Interestingly, lithium remains the most crucial price component for producers of lithium phosphate batteries. This divergence in importance underscores the varied preferences among companies based on their desired chemistries, creating a nuanced industry split that is also influenced by regional factors.

In 2023, there was a notable rebound in lithium-ion battery pack prices, decreasing from $151/kWh to $139/kWh year-over-year. The drop in lithium salt prices was attributed to oversupply in the market, driven by excess inventory from Chinese converters. High inventories are expected to keep lithium salt prices subdued for the foreseeable future, with potential extensions if supply continues to expand.
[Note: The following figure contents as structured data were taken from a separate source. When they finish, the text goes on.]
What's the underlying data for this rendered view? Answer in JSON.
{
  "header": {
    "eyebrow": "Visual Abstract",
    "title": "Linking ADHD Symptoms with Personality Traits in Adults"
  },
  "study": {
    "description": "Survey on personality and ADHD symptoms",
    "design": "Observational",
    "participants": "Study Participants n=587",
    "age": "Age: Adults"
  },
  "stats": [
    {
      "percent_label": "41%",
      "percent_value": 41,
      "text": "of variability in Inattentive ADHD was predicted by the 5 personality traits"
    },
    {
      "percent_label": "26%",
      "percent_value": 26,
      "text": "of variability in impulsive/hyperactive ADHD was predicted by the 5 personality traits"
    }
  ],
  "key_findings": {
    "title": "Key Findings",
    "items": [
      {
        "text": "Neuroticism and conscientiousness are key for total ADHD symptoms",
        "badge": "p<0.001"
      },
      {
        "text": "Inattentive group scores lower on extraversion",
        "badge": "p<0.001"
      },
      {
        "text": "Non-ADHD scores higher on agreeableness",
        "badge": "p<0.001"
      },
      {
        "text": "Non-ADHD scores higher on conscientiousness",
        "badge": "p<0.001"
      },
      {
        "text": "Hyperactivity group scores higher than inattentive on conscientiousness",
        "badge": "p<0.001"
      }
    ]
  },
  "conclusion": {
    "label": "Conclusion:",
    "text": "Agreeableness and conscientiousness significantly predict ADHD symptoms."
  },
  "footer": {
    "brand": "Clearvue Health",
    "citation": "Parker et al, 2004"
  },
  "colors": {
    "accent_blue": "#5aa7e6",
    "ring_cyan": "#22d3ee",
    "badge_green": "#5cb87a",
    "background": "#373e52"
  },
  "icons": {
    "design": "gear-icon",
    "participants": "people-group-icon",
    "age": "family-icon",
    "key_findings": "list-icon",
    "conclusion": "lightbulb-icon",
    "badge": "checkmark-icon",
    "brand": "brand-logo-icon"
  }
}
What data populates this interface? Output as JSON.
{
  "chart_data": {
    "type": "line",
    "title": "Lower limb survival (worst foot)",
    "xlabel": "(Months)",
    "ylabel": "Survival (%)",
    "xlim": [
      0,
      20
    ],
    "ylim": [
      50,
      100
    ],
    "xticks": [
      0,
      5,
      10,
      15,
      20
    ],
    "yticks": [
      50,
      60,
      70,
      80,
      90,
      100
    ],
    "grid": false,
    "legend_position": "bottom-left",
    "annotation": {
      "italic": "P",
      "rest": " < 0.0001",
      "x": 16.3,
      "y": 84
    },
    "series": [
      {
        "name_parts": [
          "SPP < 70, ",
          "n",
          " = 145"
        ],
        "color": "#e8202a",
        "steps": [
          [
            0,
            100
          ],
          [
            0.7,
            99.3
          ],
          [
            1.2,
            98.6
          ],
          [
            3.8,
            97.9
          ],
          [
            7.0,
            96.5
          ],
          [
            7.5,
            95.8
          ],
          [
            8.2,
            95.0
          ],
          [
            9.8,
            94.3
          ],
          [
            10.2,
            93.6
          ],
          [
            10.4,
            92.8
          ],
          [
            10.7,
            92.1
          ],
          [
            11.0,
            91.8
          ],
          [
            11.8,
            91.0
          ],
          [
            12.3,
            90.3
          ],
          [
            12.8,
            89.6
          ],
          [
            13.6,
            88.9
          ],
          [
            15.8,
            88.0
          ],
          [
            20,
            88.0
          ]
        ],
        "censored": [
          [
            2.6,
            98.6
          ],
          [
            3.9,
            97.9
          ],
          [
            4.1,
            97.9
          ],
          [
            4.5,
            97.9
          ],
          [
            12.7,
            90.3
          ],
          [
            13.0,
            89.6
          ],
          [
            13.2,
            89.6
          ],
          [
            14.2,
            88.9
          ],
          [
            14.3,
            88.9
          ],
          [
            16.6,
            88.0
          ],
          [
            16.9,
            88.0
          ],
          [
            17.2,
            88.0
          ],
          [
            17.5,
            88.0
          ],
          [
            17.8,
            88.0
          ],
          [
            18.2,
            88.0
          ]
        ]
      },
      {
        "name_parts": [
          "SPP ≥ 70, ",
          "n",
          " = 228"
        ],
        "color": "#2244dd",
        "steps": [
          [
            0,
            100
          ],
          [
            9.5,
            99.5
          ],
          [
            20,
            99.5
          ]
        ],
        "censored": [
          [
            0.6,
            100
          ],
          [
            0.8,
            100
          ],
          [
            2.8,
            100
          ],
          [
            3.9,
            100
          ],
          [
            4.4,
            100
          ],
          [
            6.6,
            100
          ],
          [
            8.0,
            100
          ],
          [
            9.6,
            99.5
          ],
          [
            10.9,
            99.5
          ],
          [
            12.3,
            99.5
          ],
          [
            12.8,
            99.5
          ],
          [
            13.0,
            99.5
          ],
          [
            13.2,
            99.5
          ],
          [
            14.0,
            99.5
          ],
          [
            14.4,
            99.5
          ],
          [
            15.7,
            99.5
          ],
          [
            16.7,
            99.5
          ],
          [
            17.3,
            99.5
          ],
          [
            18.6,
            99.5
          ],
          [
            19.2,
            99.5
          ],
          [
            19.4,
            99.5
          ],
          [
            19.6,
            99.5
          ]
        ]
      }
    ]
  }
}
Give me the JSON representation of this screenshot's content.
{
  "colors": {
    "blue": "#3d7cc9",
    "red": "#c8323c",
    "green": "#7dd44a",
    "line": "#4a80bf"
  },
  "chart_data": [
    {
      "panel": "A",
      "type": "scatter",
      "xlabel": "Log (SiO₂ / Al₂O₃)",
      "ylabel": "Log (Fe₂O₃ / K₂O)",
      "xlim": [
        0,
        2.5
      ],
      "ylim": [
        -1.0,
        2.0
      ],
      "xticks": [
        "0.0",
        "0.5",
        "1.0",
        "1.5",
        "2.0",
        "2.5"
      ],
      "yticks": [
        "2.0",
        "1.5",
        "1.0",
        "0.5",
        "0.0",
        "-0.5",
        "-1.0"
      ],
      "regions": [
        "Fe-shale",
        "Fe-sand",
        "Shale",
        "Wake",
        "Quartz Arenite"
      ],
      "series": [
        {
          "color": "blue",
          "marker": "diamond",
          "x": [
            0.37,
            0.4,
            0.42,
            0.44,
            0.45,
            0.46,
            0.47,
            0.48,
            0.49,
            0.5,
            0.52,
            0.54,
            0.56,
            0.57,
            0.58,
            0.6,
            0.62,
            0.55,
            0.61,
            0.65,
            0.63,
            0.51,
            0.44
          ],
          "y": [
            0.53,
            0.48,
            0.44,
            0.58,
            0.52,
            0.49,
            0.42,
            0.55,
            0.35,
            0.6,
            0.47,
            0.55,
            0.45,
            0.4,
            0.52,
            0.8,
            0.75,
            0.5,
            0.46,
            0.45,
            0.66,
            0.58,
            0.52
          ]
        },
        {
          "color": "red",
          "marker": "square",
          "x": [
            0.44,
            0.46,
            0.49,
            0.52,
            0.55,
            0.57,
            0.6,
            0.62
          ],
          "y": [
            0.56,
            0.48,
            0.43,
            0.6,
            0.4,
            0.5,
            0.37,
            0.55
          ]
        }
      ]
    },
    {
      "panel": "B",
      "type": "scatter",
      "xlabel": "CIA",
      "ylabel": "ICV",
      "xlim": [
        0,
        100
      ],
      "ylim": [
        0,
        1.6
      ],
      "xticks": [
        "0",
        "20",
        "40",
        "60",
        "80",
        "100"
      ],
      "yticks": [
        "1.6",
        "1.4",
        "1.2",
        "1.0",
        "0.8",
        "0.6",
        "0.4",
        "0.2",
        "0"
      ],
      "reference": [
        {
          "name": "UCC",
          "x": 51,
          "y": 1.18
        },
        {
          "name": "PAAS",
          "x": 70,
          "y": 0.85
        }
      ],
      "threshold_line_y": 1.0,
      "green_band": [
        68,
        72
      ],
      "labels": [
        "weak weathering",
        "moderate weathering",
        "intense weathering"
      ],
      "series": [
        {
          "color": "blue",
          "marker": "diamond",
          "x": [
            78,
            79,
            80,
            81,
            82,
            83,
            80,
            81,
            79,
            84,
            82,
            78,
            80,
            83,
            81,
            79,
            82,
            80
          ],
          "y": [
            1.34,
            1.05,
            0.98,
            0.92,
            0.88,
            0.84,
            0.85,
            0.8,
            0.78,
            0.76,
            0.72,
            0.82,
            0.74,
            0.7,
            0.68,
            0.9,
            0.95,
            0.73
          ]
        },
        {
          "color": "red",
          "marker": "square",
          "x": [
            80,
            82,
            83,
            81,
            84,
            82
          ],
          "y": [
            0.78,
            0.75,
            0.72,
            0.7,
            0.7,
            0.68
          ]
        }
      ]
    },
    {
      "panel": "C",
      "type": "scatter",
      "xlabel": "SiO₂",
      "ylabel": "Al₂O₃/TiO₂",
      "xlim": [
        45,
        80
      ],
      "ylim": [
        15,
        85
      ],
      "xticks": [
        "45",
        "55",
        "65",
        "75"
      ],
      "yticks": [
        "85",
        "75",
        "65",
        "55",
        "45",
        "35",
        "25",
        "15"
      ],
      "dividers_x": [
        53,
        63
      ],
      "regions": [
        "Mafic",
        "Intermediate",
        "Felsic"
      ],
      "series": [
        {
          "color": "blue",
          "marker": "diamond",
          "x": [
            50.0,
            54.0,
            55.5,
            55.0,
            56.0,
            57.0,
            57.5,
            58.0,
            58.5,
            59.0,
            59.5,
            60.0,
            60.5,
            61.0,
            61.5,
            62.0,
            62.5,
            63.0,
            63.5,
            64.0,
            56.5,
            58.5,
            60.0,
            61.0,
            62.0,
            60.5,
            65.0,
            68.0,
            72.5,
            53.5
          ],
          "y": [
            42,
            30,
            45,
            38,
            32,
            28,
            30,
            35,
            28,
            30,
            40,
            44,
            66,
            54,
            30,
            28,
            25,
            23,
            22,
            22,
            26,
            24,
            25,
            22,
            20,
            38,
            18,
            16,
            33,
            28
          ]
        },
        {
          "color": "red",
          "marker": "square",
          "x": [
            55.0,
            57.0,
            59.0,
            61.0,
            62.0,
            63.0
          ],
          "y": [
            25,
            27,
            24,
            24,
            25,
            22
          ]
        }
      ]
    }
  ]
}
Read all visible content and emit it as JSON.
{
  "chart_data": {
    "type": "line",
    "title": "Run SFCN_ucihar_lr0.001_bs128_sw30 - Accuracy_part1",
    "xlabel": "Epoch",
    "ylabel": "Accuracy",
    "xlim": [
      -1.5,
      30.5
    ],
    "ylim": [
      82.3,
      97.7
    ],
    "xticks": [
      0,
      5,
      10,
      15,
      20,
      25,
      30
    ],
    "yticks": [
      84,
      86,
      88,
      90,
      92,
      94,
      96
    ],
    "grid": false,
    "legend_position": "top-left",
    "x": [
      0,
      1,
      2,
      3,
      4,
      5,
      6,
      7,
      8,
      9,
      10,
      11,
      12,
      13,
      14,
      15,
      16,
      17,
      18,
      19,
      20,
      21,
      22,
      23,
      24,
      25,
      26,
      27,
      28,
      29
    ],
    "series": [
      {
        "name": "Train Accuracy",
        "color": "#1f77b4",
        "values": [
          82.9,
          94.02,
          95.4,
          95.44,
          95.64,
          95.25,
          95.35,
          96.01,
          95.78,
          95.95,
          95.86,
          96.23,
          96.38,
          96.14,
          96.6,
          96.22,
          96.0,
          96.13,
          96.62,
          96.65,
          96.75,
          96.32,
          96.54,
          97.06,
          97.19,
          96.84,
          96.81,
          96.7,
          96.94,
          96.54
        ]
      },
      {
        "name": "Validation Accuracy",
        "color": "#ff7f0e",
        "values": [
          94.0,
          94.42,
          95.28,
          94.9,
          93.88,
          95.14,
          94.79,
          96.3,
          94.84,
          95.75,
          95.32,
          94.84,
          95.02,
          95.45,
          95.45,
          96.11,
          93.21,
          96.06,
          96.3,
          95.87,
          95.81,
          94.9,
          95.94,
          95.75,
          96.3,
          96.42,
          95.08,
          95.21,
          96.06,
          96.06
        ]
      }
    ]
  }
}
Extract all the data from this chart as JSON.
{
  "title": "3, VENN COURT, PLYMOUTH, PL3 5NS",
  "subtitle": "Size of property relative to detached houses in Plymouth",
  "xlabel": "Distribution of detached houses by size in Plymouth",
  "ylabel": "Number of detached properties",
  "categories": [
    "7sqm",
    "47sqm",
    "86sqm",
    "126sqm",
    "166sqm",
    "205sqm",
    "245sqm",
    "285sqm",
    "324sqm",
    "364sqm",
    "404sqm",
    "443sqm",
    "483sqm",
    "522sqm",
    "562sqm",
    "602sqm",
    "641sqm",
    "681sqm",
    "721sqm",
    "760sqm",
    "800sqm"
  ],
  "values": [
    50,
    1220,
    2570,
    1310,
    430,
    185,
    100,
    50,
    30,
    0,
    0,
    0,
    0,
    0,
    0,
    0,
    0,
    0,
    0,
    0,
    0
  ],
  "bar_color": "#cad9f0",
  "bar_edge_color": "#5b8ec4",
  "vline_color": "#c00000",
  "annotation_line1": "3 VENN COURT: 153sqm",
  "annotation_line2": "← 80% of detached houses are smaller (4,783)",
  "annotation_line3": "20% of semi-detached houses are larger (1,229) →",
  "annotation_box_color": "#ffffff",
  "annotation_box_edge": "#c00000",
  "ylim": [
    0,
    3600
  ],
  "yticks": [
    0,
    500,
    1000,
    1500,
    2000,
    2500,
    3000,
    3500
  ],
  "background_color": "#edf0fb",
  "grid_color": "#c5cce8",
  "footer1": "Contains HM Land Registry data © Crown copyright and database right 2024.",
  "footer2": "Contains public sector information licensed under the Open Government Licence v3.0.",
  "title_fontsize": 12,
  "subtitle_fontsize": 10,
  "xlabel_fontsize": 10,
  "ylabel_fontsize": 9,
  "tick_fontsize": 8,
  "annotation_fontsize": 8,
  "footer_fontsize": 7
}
However, as brownfield lithium projects approach maximum capacity, the reliance on greenfield projects becomes imperative for sustained expansion. The low-price environment poses additional risks to the future supply landscape, with potential impacts on prices from 2026/2027 onward. Despite the continued fall in pack prices until around 2026, concerns arise regarding potential government intervention through tariffs to artificially maintain high prices.

The European Union is identified as particularly vulnerable to such intervention, considering its ongoing reliance on Chinese supply and the region’s high energy costs resulting from the Russia-Ukraine war. Policy is expected to play a pivotal role, with the US Inflation Reduction Act creating parallel markets for high-cost chemicals like lithium salts and nickel sulfate.

Companies are likely to find value in maintaining simple supply chains through strategic choices in battery chemistry. This simplicity not only enhances competitiveness and profitability but also facilitates eligibility for Inflation Reduction Act subsidies. The report emphasizes the significance of technological and chemical advancements, considering improvements in energy densities without proportional long-term cost implications.

The analysis goes beyond statistical considerations, incorporating forward-looking statements in the context of evolving supply and demand dynamics. Additionally, insights from industry figures and stakeholders provide a more nuanced understanding of industry sentiment and potential policy changes from relevant governments. As the world navigates the intricate landscape of battery raw materials, this report offers a comprehensive roadmap, shedding light on critical factors that will shape the future of the industry up to 2030.